The in vivo and clinical studies focused on the role of small molecules on IVD regeneration. ''n'' denotes the number of in vivo or clinical studies, Abbreviation; IP: intraperitoneal injection; ID: intradiscal injection/delivery; CBD: cannabidiol; EGCG: epigallocatechin 3-gallate.

Figure 5

Conventional diagnostic approaches and a proposed diagnostic method for detection of IDD. (A) Frequently used diagnostic methods in several in vivo studies for the diagnosis of IVD degeneration and evaluation of treatment responses. (B) Specific antibodies (Ab) may be locally injected into disc areas through the proposed method to attach with the ECM neoepitopes (NE); which produced during early degeneration processes.

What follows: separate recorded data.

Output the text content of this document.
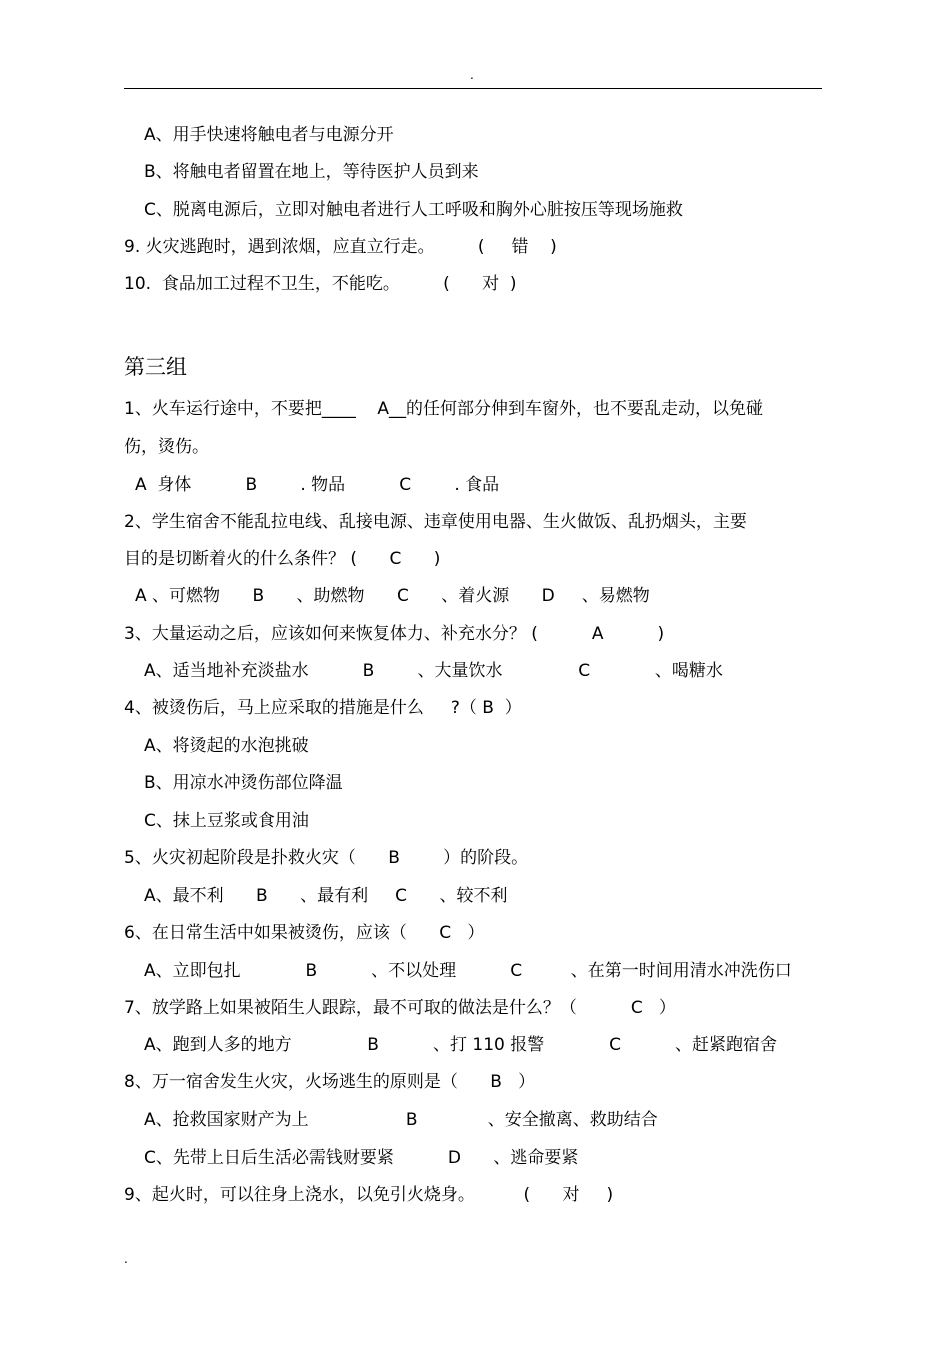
.
A、用手快速将触电者与电源分开
B、将触电者留置在地上，等待医护人员到来
C、脱离电源后，立即对触电者进行人工呼吸和胸外心脏按压等现场施救
9. 火灾逃跑时，遇到浓烟，应直立行走。        (     错    )
10.  食品加工过程不卫生，不能吃。        (      对  )
第三组
1、火车运行途中，不要把____    A__的任何部分伸到车窗外，也不要乱走动，以免碰
伤，烫伤。
A  身体          B        . 物品          C        . 食品
2、学生宿舍不能乱拉电线、乱接电源、违章使用电器、生火做饭、乱扔烟头，主要
目的是切断着火的什么条件？ (      C      )
A 、可燃物      B      、助燃物      C      、着火源      D     、易燃物
3、大量运动之后，应该如何来恢复体力、补充水分？ (          A          )
A、适当地补充淡盐水          B        、大量饮水              C            、喝糖水
4、被烫伤后，马上应采取的措施是什么     ?（ B  ）
A、将烫起的水泡挑破
B、用凉水冲烫伤部位降温
C、抹上豆浆或食用油
5、火灾初起阶段是扑救火灾（      B        ）的阶段。
A、最不利      B      、最有利     C      、较不利
6、在日常生活中如果被烫伤，应该（      C   ）
A、立即包扎            B          、不以处理          C         、在第一时间用清水冲洗伤口
7、放学路上如果被陌生人跟踪，最不可取的做法是什么？（          C   ）
A、跑到人多的地方              B          、打 110 报警            C          、赶紧跑宿舍
8、万一宿舍发生火灾，火场逃生的原则是（      B   ）
A、抢救国家财产为上                  B             、安全撤离、救助结合
C、先带上日后生活必需钱财要紧          D      、逃命要紧
9、起火时，可以往身上浇水，以免引火烧身。         (      对     )
.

Then, the whole body animal bioluminescence could be used to track the Abs-neoepitopes complex (rat tail IDD model). PCR: polymerase chain reaction; WB: western blot; MRI: magnetic resonance imaging; IHC: immunohistochemistry; HIVD: healthy intervertebral disc; DIVD: degenerated intervertebral disc; SMs: small molecules; Ab: antibody; NE: neo-epitope; ECM: extracellular matrix; DC: disc cell; MMPs: matrix metalloproteinases.